Dalam suatu situasi perubahan sikap kegamaan atau evolusi keberagamaan, intoleransi adalah sebuah sikap yang terjadi setelah seseorang mengalami tahap konservatisme secara akut. Gejala intoleransi juga terjadi pada komunitas atau gerakan keagamaan yang fundamentalis, radikal bahkan yang teroris. Intoleransi adalah sikap negatif dalam kehidupan seseorang. Sikap negatif ini adalah sikap yang dibentuk oleh penafsiran keagamaan yang negatif yang ditebarkan oleh organisasi atau gerakan keagamaan yang juga cenderung negatif.
Secara fitrah, setiap orang terlahir sebagai makhluk yang (1) pluralis, yang bisa menerima siapa pun dalam hidupnya. Seorang bayi atau anak-anak balita tidak pernah menyatakan rasa tidak sukanya terhadap siapapun, apa lagi yang sebaya dengannya.
Setiap anak pasti bisa bermain dan berkawan dengan teman-temannya tanpa melihat perbedaan di antara mereka. Sikap pluralis ini bahkan bisa tetap terpelihara hingga ia dewasa jika tidak dipengaruhi oleh hal-hal atau tafsiran negatif terhadap ras, etnik, kelompok politik yang lain. Bahkan jika seseorang berada dalam lingkungan yang positif dimana setiap orang dihargai dan dihormati dan dalam suasana kerja-sama yang baik, maka seseorang kemudian bisa menjadi orang yang multikultural. Multikuralisme adalah sikap budaya seseorang yang tidak hanya bisa menerima, mengakui dan menghormati orang lain yang berbeda, namun bisa bekerja-sama dan berprasangka baik terhadap orang lain yang berbeda tersebut.

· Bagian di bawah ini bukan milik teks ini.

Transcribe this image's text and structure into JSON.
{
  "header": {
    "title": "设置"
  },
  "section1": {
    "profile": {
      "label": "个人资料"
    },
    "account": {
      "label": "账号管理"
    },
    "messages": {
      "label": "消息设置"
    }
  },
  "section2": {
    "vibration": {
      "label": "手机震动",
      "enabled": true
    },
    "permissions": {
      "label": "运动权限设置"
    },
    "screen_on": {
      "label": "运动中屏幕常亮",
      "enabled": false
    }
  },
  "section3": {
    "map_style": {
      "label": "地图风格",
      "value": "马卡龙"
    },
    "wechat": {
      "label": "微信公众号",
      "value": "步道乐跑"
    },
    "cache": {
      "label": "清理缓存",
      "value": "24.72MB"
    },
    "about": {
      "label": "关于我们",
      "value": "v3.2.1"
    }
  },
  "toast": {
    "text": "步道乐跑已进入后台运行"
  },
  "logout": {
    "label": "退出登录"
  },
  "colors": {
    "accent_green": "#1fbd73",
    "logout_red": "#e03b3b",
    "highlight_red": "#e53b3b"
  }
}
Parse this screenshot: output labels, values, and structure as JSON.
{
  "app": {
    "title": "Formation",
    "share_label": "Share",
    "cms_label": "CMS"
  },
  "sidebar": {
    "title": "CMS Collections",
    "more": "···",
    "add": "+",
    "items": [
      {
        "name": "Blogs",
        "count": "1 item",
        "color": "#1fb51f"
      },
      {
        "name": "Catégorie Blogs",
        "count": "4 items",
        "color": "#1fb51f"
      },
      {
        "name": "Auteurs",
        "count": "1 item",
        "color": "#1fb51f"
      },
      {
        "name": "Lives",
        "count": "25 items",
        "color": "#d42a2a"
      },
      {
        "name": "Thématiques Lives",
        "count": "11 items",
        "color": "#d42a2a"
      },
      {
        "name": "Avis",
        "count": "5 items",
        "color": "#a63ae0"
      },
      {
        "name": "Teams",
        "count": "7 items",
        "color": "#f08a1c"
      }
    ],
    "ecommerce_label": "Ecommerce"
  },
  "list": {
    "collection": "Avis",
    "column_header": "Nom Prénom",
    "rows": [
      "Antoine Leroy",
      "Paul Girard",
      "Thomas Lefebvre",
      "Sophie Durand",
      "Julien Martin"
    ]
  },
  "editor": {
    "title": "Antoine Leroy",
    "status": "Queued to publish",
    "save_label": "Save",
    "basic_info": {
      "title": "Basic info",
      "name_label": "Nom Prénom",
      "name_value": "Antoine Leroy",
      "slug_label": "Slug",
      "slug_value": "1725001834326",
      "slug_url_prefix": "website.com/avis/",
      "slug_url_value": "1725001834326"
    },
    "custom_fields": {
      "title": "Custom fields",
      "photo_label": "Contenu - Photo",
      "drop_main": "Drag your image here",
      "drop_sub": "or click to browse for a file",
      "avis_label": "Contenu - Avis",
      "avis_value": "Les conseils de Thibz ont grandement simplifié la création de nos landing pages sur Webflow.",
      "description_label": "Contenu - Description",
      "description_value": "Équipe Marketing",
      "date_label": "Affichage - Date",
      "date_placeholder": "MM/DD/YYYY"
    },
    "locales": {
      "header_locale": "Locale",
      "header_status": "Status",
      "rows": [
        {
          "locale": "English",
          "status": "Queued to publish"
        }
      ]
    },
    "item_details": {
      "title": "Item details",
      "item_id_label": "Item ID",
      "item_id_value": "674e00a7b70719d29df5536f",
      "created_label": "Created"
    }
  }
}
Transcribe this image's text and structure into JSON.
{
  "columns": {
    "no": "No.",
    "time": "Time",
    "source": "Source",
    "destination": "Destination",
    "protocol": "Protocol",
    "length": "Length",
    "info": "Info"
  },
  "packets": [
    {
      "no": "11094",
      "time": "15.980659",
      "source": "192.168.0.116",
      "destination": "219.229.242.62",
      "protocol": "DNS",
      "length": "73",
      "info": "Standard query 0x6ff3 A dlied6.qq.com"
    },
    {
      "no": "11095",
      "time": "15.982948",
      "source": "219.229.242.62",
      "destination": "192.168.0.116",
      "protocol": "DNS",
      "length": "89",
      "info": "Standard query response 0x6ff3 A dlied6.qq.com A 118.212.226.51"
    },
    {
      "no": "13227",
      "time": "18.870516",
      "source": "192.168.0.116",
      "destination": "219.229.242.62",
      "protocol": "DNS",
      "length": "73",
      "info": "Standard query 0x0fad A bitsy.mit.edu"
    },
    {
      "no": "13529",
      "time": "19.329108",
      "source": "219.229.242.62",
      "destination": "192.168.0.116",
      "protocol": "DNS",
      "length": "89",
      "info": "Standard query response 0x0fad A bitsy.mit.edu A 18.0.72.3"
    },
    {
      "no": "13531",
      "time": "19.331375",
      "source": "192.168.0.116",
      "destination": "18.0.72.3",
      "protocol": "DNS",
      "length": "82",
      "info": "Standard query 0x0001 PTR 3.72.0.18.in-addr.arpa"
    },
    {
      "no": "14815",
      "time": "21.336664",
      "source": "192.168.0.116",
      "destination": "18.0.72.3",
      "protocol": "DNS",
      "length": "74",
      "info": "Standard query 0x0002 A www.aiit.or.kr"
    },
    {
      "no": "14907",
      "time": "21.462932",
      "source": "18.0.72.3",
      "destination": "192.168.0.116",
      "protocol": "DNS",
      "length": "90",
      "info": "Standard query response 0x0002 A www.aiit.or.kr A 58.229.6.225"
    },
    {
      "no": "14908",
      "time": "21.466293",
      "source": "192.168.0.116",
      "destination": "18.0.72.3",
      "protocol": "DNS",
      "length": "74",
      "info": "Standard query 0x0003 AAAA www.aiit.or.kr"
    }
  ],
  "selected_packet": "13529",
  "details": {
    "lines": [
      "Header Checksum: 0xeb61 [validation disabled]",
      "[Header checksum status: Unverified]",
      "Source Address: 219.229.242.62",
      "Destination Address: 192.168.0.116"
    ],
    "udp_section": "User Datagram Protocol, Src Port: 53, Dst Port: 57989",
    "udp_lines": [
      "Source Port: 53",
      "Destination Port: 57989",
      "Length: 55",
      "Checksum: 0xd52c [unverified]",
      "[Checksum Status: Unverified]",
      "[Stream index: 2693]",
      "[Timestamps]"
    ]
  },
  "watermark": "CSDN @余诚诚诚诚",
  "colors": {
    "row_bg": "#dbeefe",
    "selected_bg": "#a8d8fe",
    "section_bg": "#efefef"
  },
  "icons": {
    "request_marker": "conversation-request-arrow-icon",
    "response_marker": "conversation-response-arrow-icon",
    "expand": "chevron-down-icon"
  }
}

Sikap (2) multikultural juga merupakan sikap fitrah (default) yang ada pada setiap manusia sebagai makhluk sosial. Sikap ini bisa menurun menjadi sikap yang (3) konservatif ketika seseorang memiliki pandangan sedikit agak tertutup terhadap agama atau keyakinannya, namun tetap masih bisa mengakui dan menghormati serta menerima seseorang yang berbeda. Seorang yang konservatif adalah orang yang fokus hidupnya lebih kepada peningkatan kualitas personalnya dan sedikit menarik diri dari kehidupan sosial yang berbeda atau lebih memilih atau hidup dalam lingkungan yang homogen.
Evolusi sikap beragama selanjutnya adalah sikap (4) intoleran dimana seseorang mulai bersikap kaku terhadap keyakinannya, tak mau mengakui, tak mau menerima dan tak mau menghormati keyakinan, agama atau aliran atau sekte orang lain yang berbeda dengan agama atau keyakinan atau aliran atau sekte atau mazhab dia sendiri.